Planet Tracker: Traceability could increase seafood industry profits by 60 percent

A fleet of fishing boats sitting idle in Vietnam.

A small investment in seafood traceability could boost the industry’s profitability by 60 percent, according to a new report by financial think tank Planet Tracker.  

The new report, “How to Trace $600 Billion,” found that improved traceability would help cut spending on food recalls, food waste, and staff. The report’s findings suggest that an investment of just one percent of the industry’s sales in traceability could “unlock a USD 600 billion boost in global seafood enterprise valuations” in the industry, which the repot values at USD 1.8 trillion (EUR 1.83 trillion).

Only 29 percent of global seafood production is currently “traceability-ready,” according to Planet Tracker, which explores in the report whether “100 percent sea-to-plate traceable seafood” is a viable reality.

“Across the seafood supply chain, there’s a low average profit-margin, meaning the total cost of production is really the main driver of end-prices. Cutting down on even a few areas of unnecessary expenditure, which can be identified through improved traceability, can thus result in significant profit boosts,” Planet Tracker Head of Oceans Program François Mosnier said. “What’s more, our methodology for calculating potential savings was incredibly conservative – the true potential boost to global profits could in reality be much bigger.

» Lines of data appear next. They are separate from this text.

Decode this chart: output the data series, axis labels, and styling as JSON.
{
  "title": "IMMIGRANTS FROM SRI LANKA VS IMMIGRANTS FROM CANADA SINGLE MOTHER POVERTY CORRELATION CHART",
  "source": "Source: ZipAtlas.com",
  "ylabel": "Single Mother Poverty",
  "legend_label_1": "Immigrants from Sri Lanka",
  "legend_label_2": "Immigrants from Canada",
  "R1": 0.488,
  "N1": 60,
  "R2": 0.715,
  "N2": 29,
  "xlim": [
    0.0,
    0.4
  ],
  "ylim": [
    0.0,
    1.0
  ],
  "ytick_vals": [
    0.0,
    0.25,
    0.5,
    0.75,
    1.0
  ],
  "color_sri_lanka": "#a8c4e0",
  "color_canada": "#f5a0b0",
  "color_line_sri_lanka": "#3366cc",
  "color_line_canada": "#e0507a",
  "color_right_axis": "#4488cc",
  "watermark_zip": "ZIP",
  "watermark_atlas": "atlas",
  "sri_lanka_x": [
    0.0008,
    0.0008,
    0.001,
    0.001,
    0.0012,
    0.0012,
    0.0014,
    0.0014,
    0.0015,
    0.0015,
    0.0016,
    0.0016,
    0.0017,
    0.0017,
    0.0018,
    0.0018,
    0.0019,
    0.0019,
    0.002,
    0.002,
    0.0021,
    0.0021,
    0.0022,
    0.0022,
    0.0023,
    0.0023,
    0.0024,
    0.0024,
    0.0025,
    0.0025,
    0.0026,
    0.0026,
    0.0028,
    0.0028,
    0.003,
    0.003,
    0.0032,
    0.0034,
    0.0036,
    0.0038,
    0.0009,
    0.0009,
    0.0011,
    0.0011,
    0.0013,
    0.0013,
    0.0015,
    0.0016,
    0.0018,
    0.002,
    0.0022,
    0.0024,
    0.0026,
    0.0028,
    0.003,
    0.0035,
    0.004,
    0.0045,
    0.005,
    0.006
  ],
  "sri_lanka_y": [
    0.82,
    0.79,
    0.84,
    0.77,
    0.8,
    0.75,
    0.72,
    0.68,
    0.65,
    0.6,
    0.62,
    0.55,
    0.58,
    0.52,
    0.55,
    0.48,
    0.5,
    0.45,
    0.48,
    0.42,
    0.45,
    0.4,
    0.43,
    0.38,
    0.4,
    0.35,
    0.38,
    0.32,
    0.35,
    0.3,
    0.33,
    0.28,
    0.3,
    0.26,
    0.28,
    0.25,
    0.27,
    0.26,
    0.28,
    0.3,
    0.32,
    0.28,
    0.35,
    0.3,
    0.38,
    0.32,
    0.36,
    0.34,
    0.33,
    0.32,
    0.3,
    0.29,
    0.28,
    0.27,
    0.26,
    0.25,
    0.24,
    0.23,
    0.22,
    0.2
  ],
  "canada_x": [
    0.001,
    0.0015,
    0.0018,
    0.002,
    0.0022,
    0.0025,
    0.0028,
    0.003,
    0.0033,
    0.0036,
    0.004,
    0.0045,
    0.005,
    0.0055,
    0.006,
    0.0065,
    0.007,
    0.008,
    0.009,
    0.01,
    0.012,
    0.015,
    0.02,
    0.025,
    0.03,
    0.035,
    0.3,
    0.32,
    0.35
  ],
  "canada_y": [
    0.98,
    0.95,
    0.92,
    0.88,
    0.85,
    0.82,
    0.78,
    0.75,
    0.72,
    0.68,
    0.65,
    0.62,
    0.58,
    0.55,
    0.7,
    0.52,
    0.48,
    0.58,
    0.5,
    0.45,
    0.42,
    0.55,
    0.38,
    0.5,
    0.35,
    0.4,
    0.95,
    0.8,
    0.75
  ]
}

So, it’s not just the companies, but the financial institutions backing them who should be demanding change.”

Planet Tracker said also said seafood industry investors should ask what it would take the companies they're invested in to become traceable, and how investors can help with that process.

The report also calls for action from governments to increase traceability, including “relocating harmful subsidies towards traceability investments” and “introducing comprehensive traceability-related regulation.”

Currently, Thai Union tops a ranking – by Global Dialogue on Seafood Traceability (GDST) criteria – of traceability for 30 seafood companies by the World Benchmarking Alliance’s Seafood Stewardship Index, cited in the Planet Tracker report. Those towards the bottom of the index include Japanese corporations Marubeni and Mitsubishi, as well as Norway-based Salmar and U.S.A.-headquartered Trident Seafoods.